Fitzgerald's death was long taken to be the final note of pathos in a pathetic life: that he could still care about Princeton football, so many years after he himself had famously declared, in This Side of Paradise, that we'd never be so young again. Yet the last words Fitzgerald ever wrote, in his usual No. 2 pencil, on that article were a critical comment: "Good prose."
Good prose is what Scott Fitzgerald labored over and turned out, and what keeps his writing popular today -- good prose that, at its best, is poetry and drama and everyday talk and criticism and fairy tale and all sorts of genres wrapped up in a single page, like the last page of Gatsby, or a single paragraph, like that at the beginning of "May Day." Even when he describes the inability to write, to speak, to create, Fitzgerald's eloquence and elegance amaze and linger.

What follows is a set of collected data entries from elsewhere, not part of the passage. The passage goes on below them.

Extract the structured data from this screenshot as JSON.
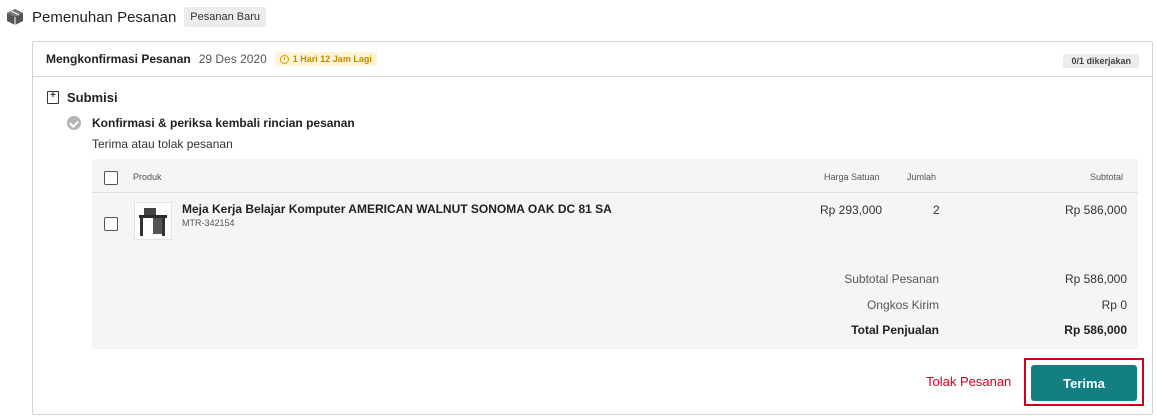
{
  "header": {
    "title": "Pemenuhan Pesanan",
    "status_tag": "Pesanan Baru",
    "icon": "box-icon"
  },
  "card": {
    "title": "Mengkonfirmasi Pesanan",
    "date": "29 Des 2020",
    "deadline": "1 Hari 12 Jam Lagi",
    "progress": "0/1 dikerjakan"
  },
  "submisi": {
    "label": "Submisi",
    "step_title": "Konfirmasi & periksa kembali rincian pesanan",
    "step_subtitle": "Terima atau tolak pesanan"
  },
  "table": {
    "headers": {
      "product": "Produk",
      "unit_price": "Harga Satuan",
      "quantity": "Jumlah",
      "subtotal": "Subtotal"
    },
    "rows": [
      {
        "name": "Meja Kerja Belajar Komputer AMERICAN WALNUT SONOMA OAK DC 81 SA",
        "sku": "MTR-342154",
        "unit_price": "Rp 293,000",
        "quantity": "2",
        "subtotal": "Rp 586,000"
      }
    ]
  },
  "summary": {
    "order_subtotal_label": "Subtotal Pesanan",
    "order_subtotal_value": "Rp 586,000",
    "shipping_label": "Ongkos Kirim",
    "shipping_value": "Rp 0",
    "total_label": "Total Penjualan",
    "total_value": "Rp 586,000"
  },
  "actions": {
    "reject_label": "Tolak Pesanan",
    "accept_label": "Terima"
  },
  "colors": {
    "accent": "#137f83",
    "danger": "#d0021b",
    "deadline_bg": "#fff5d6"
  }
}
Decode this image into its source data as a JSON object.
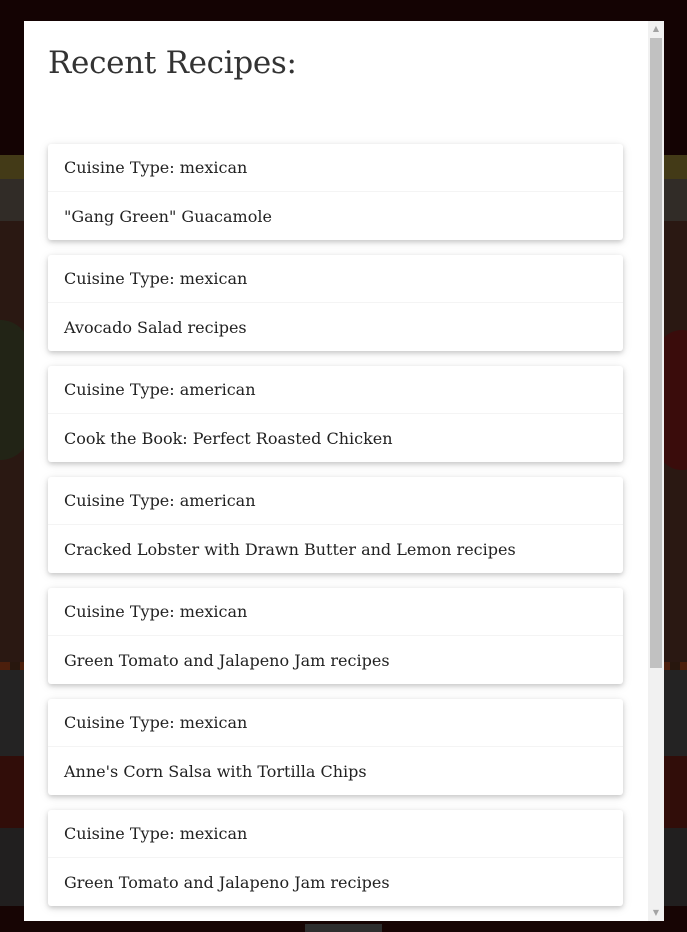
{
  "modal": {
    "title": "Recent Recipes:"
  },
  "recipes": [
    {
      "cuisine": "Cuisine Type: mexican",
      "name": "\"Gang Green\" Guacamole"
    },
    {
      "cuisine": "Cuisine Type: mexican",
      "name": "Avocado Salad recipes"
    },
    {
      "cuisine": "Cuisine Type: american",
      "name": "Cook the Book: Perfect Roasted Chicken"
    },
    {
      "cuisine": "Cuisine Type: american",
      "name": "Cracked Lobster with Drawn Butter and Lemon recipes"
    },
    {
      "cuisine": "Cuisine Type: mexican",
      "name": "Green Tomato and Jalapeno Jam recipes"
    },
    {
      "cuisine": "Cuisine Type: mexican",
      "name": "Anne's Corn Salsa with Tortilla Chips"
    },
    {
      "cuisine": "Cuisine Type: mexican",
      "name": "Green Tomato and Jalapeno Jam recipes"
    }
  ],
  "scrollbar": {
    "up_icon": "▲",
    "down_icon": "▼"
  }
}
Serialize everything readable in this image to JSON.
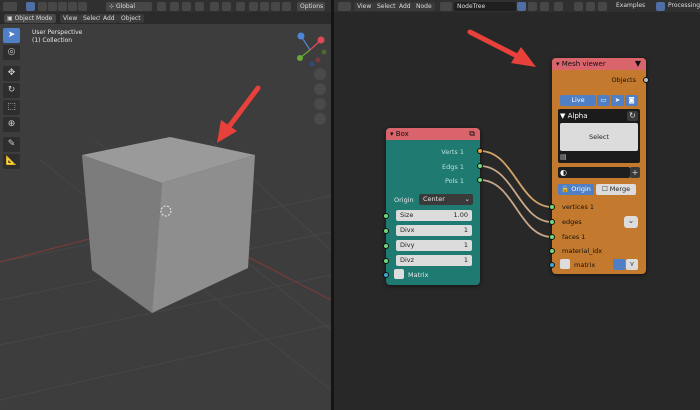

Think of Nick Carraway, listening to Gatsby: "Through all he said, even through his appalling sentimentality, I was reminded of something -- an elusive rhythm, a fragment of lost words, that I had heard somewhere a long time ago. For a moment a phrase tried to take shape in my mouth and my lips parted like a dumb man's, as though there was more struggling on them than a wisp of startled air. But they made no sound and what I had remembered was uncommunicable forever." Uncommunicable forever: the paradox, and beauty, of Fitzgerald's writing is in its sheer inimitability -- words constantly recalled, but too perfectly said ever to be replicated.